Reduced audits and independent accreditation are critical to improving trucking safety and productivity, Chair of the Australian Trucking Association (ATA), Geoff Crouch, said today.
The ATA and its member associations collectively represent the 50,000 businesses and 200,000 people in the Australian trucking industry. Together, we are committed to safety, professionalism and viability.
In his opening address today at the Australian Trucking Association and Australian Logistics Council Supply Chain Safety Summit in Sydney, Mr Crouch emphasised the need for law reform to address duplication and unnecessary complication surrounding compliance audits.
“The Australian trucking industry has come a long way since the Heavy Vehicle National Law was introduced, but we cannot rest on our laurels,” Mr Crouch said.
“There are still problems within the law, which is why we called for a review.
“It has failed to increase our industry’s productivity and failed to address the growing number of customer audits that trucking businesses are required to undertake.
Mr Crouch said the audits are costly, time-consuming, generally cover the same ground and are of little legal value.

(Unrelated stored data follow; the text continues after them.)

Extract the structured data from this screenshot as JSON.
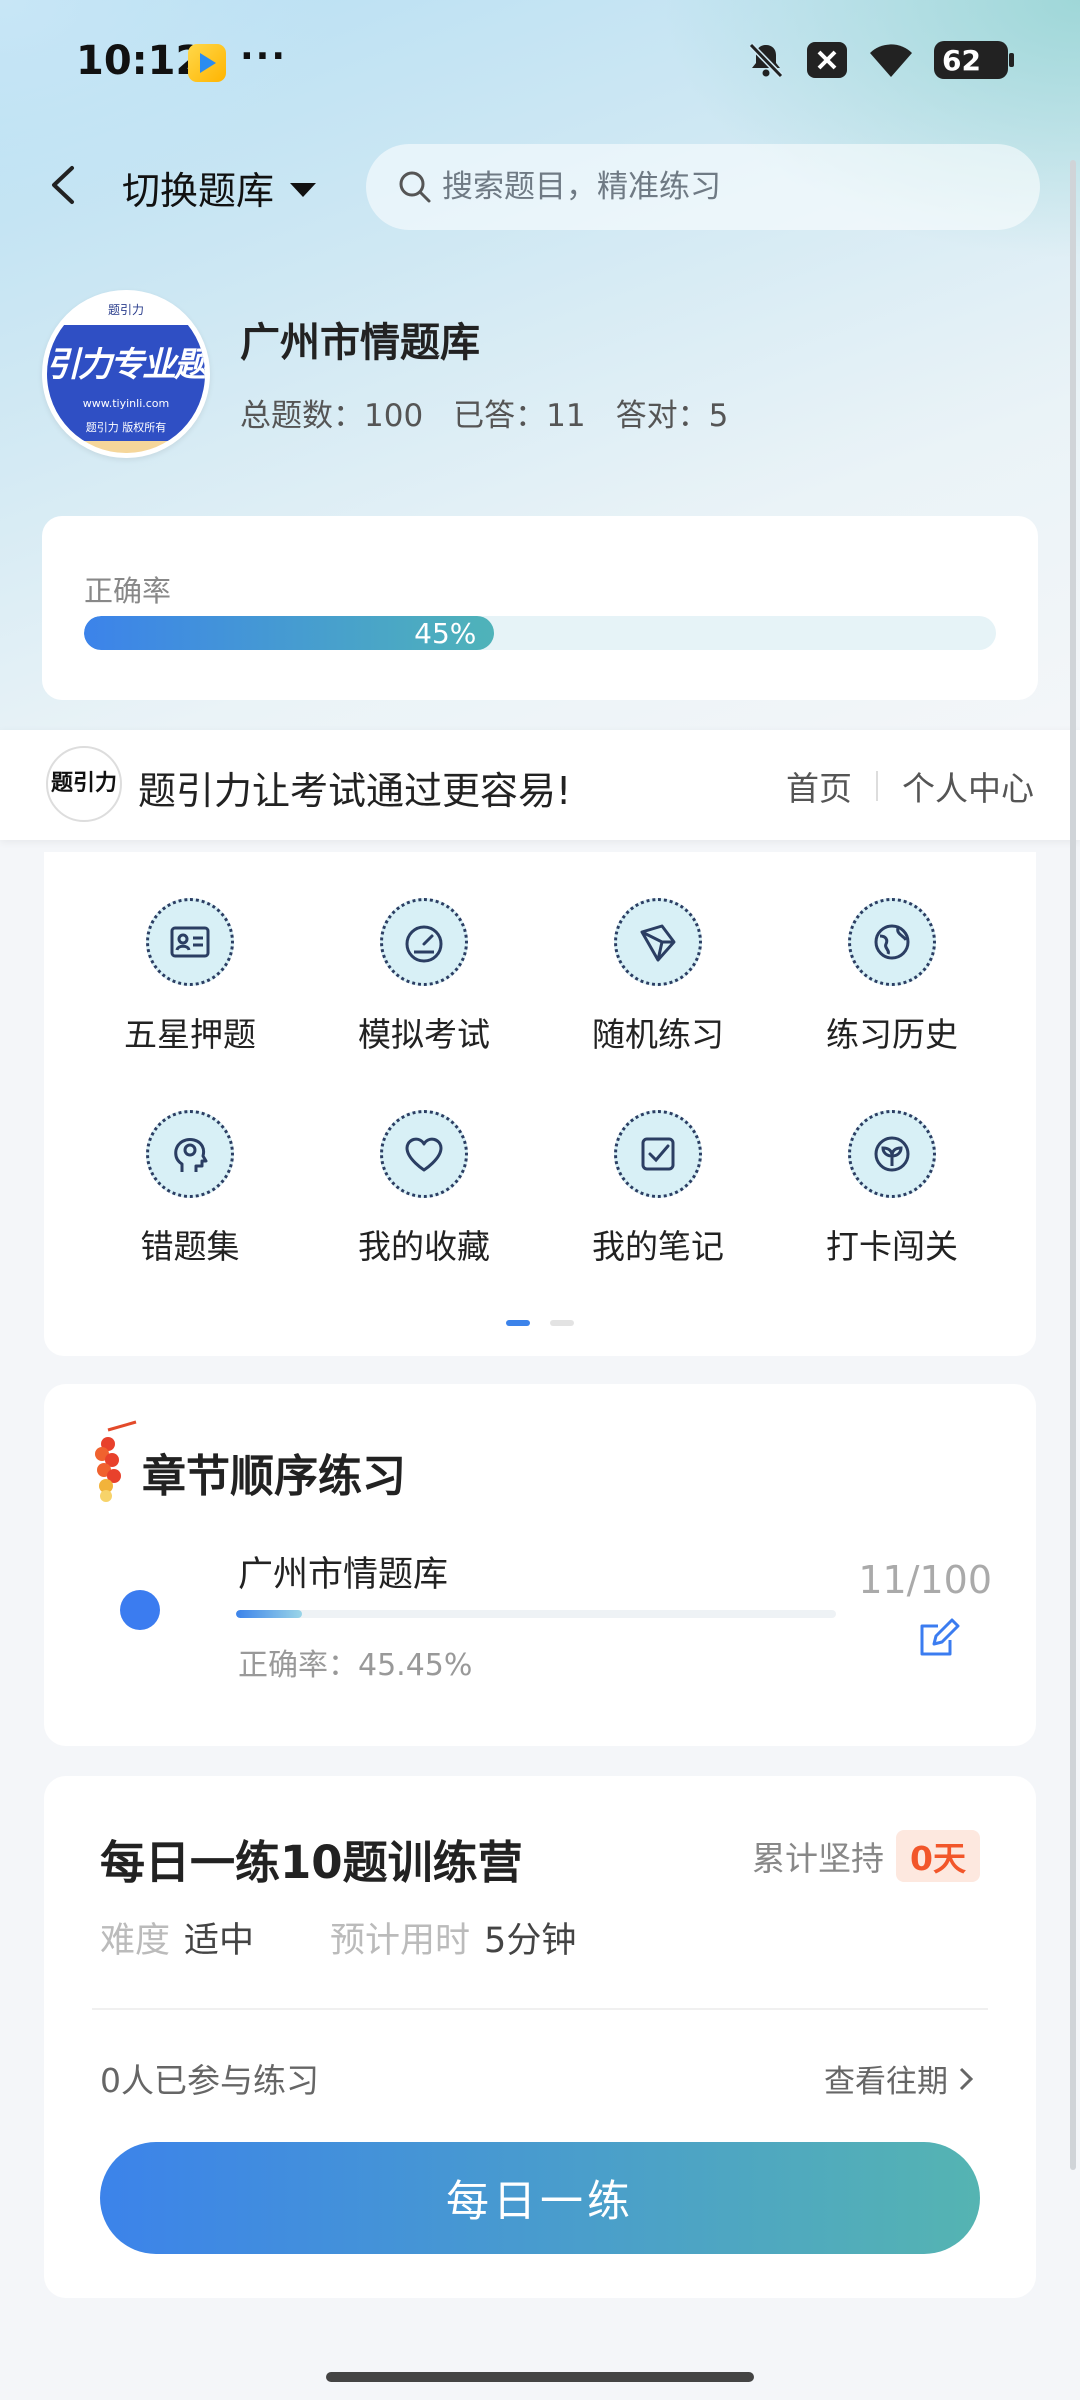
{
  "status_bar": {
    "time": "10:12",
    "more": "···",
    "battery": "62"
  },
  "nav": {
    "switch_label": "切换题库",
    "search_placeholder": "搜索题目，精准练习"
  },
  "library": {
    "title": "广州市情题库",
    "logo_text": "引力专业题",
    "logo_url": "www.tiyinli.com",
    "logo_sub": "题引力 版权所有",
    "stats": {
      "total": "总题数：100",
      "answered": "已答：11",
      "correct": "答对：5"
    }
  },
  "accuracy": {
    "label": "正确率",
    "percent": 45,
    "percent_text": "45%"
  },
  "brand": {
    "logo_text": "题引力",
    "slogan": "题引力让考试通过更容易!",
    "home": "首页",
    "profile": "个人中心"
  },
  "features": [
    {
      "label": "五星押题",
      "icon": "id-card-icon"
    },
    {
      "label": "模拟考试",
      "icon": "gauge-icon"
    },
    {
      "label": "随机练习",
      "icon": "random-icon"
    },
    {
      "label": "练习历史",
      "icon": "globe-icon"
    },
    {
      "label": "错题集",
      "icon": "head-icon"
    },
    {
      "label": "我的收藏",
      "icon": "heart-icon"
    },
    {
      "label": "我的笔记",
      "icon": "note-icon"
    },
    {
      "label": "打卡闯关",
      "icon": "sprout-icon"
    }
  ],
  "pager": {
    "current": 0,
    "total": 2
  },
  "chapter": {
    "title": "章节顺序练习",
    "item_name": "广州市情题库",
    "progress_fraction": 0.11,
    "count": "11/100",
    "accuracy": "正确率：45.45%"
  },
  "daily": {
    "title": "每日一练10题训练营",
    "streak_label": "累计坚持",
    "streak_days": "0天",
    "difficulty_label": "难度",
    "difficulty_value": "适中",
    "time_label": "预计用时",
    "time_value": "5分钟",
    "joined": "0人已参与练习",
    "history": "查看往期",
    "button": "每日一练"
  },
  "colors": {
    "accent": "#3c83ea",
    "accent_teal": "#4fb3b9",
    "streak": "#f2562a"
  }
}
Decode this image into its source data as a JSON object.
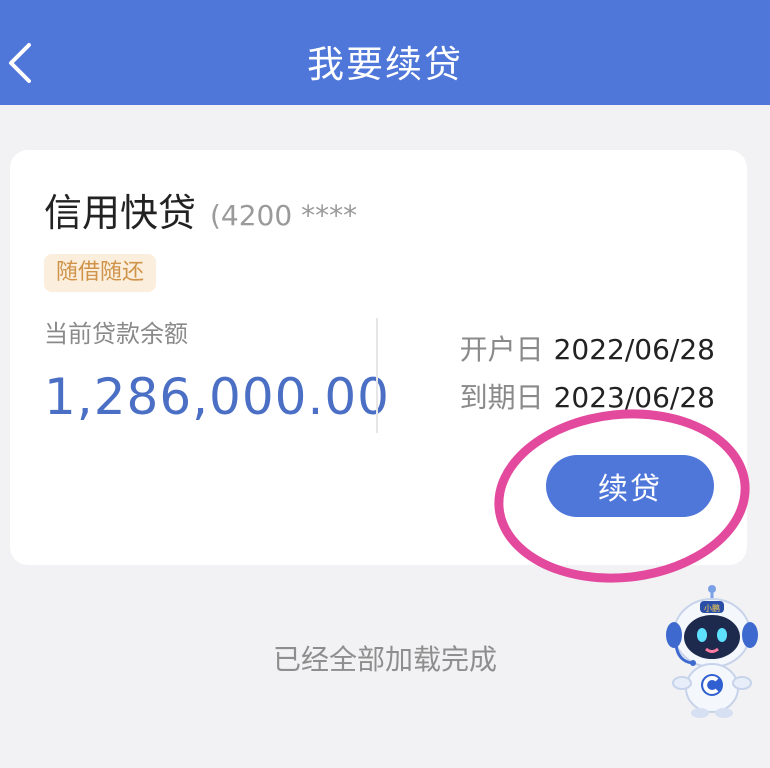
{
  "header": {
    "title": "我要续贷",
    "back_icon": "chevron-left-icon"
  },
  "card": {
    "product_name": "信用快贷",
    "account": "(4200 ****",
    "tag": "随借随还",
    "balance_label": "当前贷款余额",
    "balance_value": "1,286,000.00",
    "open_date_label": "开户日",
    "open_date": "2022/06/28",
    "due_date_label": "到期日",
    "due_date": "2023/06/28",
    "renew_button": "续贷"
  },
  "footer": {
    "loaded_text": "已经全部加载完成"
  },
  "mascot": {
    "icon": "robot-assistant-icon",
    "badge": "小鹏"
  },
  "colors": {
    "brand": "#4f76d9",
    "balance": "#4a6fc4",
    "tag_text": "#d0934a",
    "tag_bg": "#fbeedc",
    "highlight_circle": "#e34a9e"
  }
}
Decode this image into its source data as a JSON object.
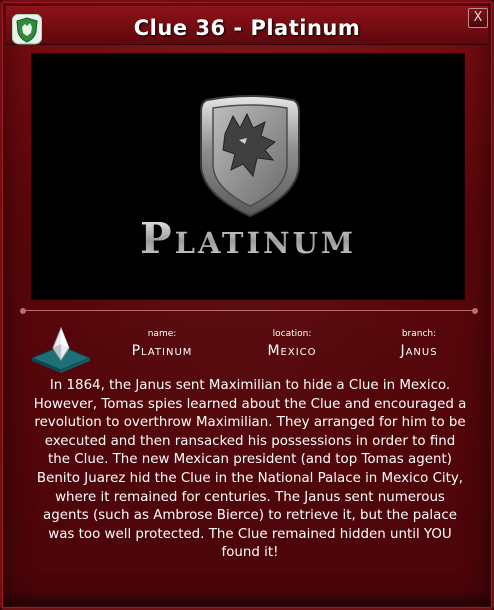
{
  "window": {
    "title": "Clue 36 - Platinum",
    "close_label": "X"
  },
  "hero": {
    "word": "Platinum",
    "emblem_icon": "wolf-shield-icon"
  },
  "info": {
    "gem_icon": "platinum-gem-icon",
    "name_label": "name:",
    "name_value": "Platinum",
    "location_label": "location:",
    "location_value": "Mexico",
    "branch_label": "branch:",
    "branch_value": "Janus"
  },
  "description": "In 1864, the Janus sent Maximilian to hide a Clue in Mexico. However, Tomas spies learned about the Clue and encouraged a revolution to overthrow Maximilian. They arranged for him to be executed and then ransacked his possessions in order to find the Clue. The new Mexican president (and top Tomas agent) Benito Juarez hid the Clue in the National Palace in Mexico City, where it remained for centuries. The Janus sent numerous agents (such as Ambrose Bierce) to retrieve it, but the palace was too well protected. The Clue remained hidden until YOU found it!",
  "colors": {
    "frame": "#5a070b",
    "titlebar": "#8e1219",
    "text": "#ffffff",
    "badge_green": "#2f8a3a"
  }
}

The ATA’s vision for the new heavy vehicle law includes a separate, voluntary, safety-based system for operators that need even more flexibility.
“We want to see the National Heavy Vehicle Regulator regulate accreditation scheme providers, not run one,” Mr Crouch said.
“This would improve productivity and provide greater benefit to operators by reducing the need for multiple scheme and customer audits. Most importantly, it would be a big step improving safety outcomes,” he said.
Mr Crouch said he looked forward to discussion during the Summit about the other barriers to streamlining compliance audits.
“This is about ensuring a safer industry, reducing audits, stronger regulation and competitive neutrality – there has never been a better time for transformational change in how we improve safety,” he said.